Easy Workouts To Do On Your Lunch Break
Everyone has times when there's more work than there is in the day. It's hard to find the time to exercise. If there's no other way to exercise, you can do these easy workouts on your lunch break. It's not as good as going to the gym and pushing yourself to the limit, but you won't have to shower after doing these. Doing something is better than doing nothing. These workouts won't replace a traditional exercise program but fill in well in a pinch.
Walk to lunch and make it a HIIT workout.
HIIT stands for high intensity interval training. HIIT isn't a specific exercise but a way of doing any exercise. It alternates between a high intensity and a recovery pace. You can walk to lunch, pushing yourself sometimes, then slowing down to recover. If traffic is busy, you may even beat those who drove. You also can use HIIT in the building. Use some of your breaks to run up and down the stairs. Just call it your office step workout.
Workout at your office.
You can do several exercises in the privacy of your office or cubicle. Create a list of exercises that don't require equipment or can use office furniture instead. When you have a minute or two, do a few sets of one of those until you complete your list.
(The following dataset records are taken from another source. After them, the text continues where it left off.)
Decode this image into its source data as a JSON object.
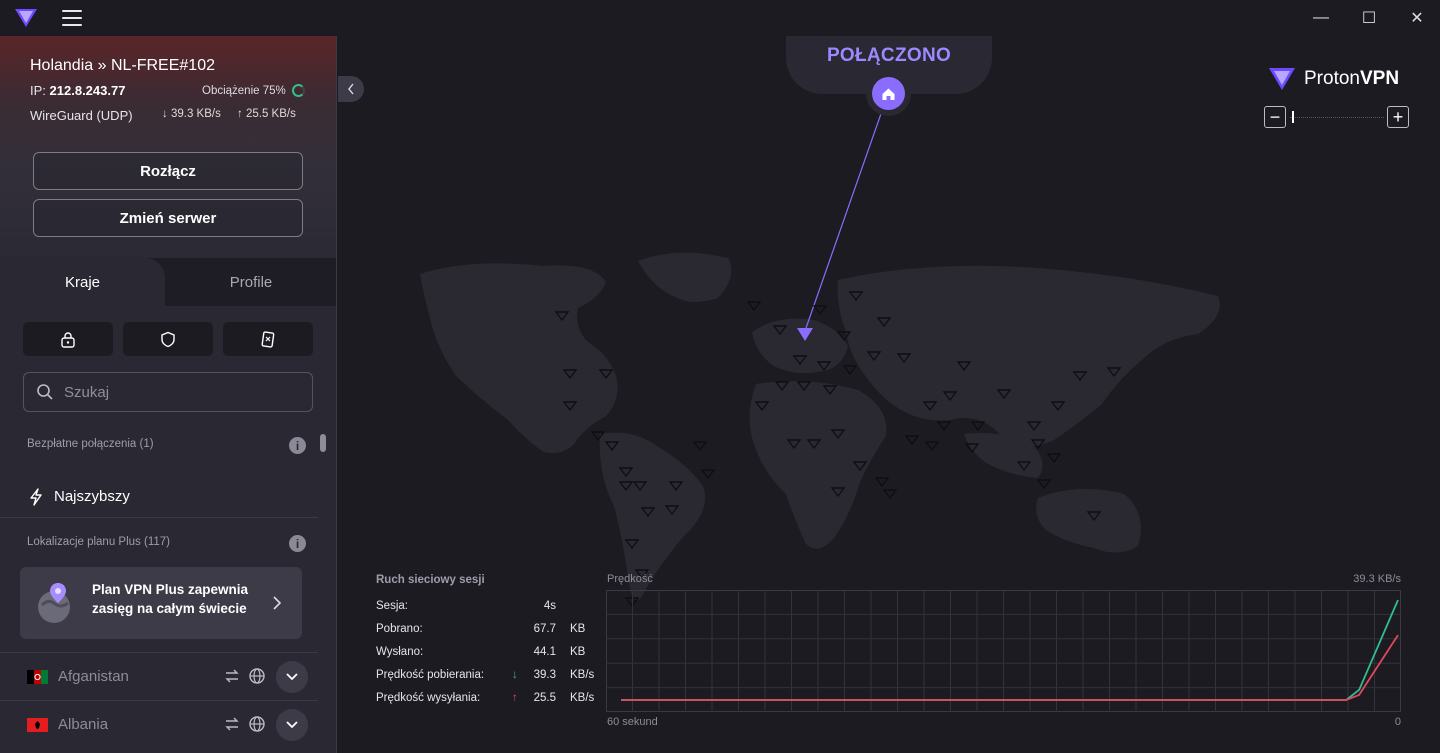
{
  "app": {
    "name": "Proton VPN"
  },
  "titlebar": {
    "minimize": "—",
    "maximize": "☐",
    "close": "✕"
  },
  "connection": {
    "title": "Holandia » NL-FREE#102",
    "ip_label": "IP:",
    "ip": "212.8.243.77",
    "load_label": "Obciążenie 75%",
    "load_fraction": 0.75,
    "protocol": "WireGuard (UDP)",
    "down_speed": "39.3 KB/s",
    "up_speed": "25.5 KB/s",
    "disconnect_label": "Rozłącz",
    "change_server_label": "Zmień serwer",
    "status": "POŁĄCZONO"
  },
  "tabs": [
    {
      "label": "Kraje",
      "active": true
    },
    {
      "label": "Profile",
      "active": false
    }
  ],
  "search": {
    "placeholder": "Szukaj",
    "value": ""
  },
  "sections": {
    "free": "Bezpłatne połączenia (1)",
    "fastest": "Najszybszy",
    "plus": "Lokalizacje planu Plus (117)"
  },
  "promo": {
    "line1": "Plan VPN Plus zapewnia",
    "line2": "zasięg na całym świecie"
  },
  "countries": [
    {
      "name": "Afganistan"
    },
    {
      "name": "Albania"
    }
  ],
  "brand": {
    "proton": "Proton",
    "vpn": "VPN"
  },
  "stats": {
    "header": "Ruch sieciowy sesji",
    "rows": [
      {
        "label": "Sesja:",
        "value": "4s",
        "unit": ""
      },
      {
        "label": "Pobrano:",
        "value": "67.7",
        "unit": "KB"
      },
      {
        "label": "Wysłano:",
        "value": "44.1",
        "unit": "KB"
      },
      {
        "label": "Prędkość pobierania:",
        "value": "39.3",
        "unit": "KB/s"
      },
      {
        "label": "Prędkość wysyłania:",
        "value": "25.5",
        "unit": "KB/s"
      }
    ]
  },
  "chart_data": {
    "type": "line",
    "title": "Prędkość",
    "max_label": "39.3  KB/s",
    "x_left_label": "60 sekund",
    "x_right_label": "0",
    "xlim": [
      60,
      0
    ],
    "ylim": [
      0,
      39.3
    ],
    "series": [
      {
        "color": "#2fbf8c",
        "x": [
          60,
          4,
          3,
          0
        ],
        "y": [
          0,
          0,
          4,
          39.3
        ]
      },
      {
        "color": "#e0485e",
        "x": [
          60,
          4,
          3,
          0
        ],
        "y": [
          0,
          0,
          2,
          25.5
        ]
      }
    ]
  },
  "colors": {
    "accent": "#8a6cff",
    "status": "#9c88ff",
    "download": "#2fbf8c",
    "upload": "#e0485e"
  }
}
Tricep dips using a stable chair without rollers, calf raises, squats, desk push-ups, and lunges are easy to do at the office. You can do jumping jacks while standing and seated leg lifts, leg extensions, side twists, and flutter kicks when seated.
Break your workout into sections.
You don't have to do your entire exercise session at once. If you have five to ten minutes in the morning before you shower or while waiting for coffee, use that five minutes to do part of your session. You can do another session whenever you have five minutes or more of uninterrupted time. Keep a list with the entire workout and a place to check when you complete it. Keep it close so you're ready when there's room in your schedule.
- Get two sets of resistance bands, one for home and one for your office if you work outside the home. Many exercises allow you to sit and do other things while using them. Sidekicks, leg pulses, and twists are a few.
- If time is short, you can do a regular session, increase the intensity. You'll get as much benefit from a shorter but more intense workout. You can also cut the time by using the HIIT format.
- Work on flexibility on those days when your schedule is busy. Desk stretches improve flexibility and help relieve tension. Stretch your entire body. Clasp your hands together and raise your arms above your head. Bend from side to side.
- Put extra vigor into every movement to supplement your workout. If you're going up the stairs, push yourself to run up them. If you're picking up clothes, do deep knee bends to do it.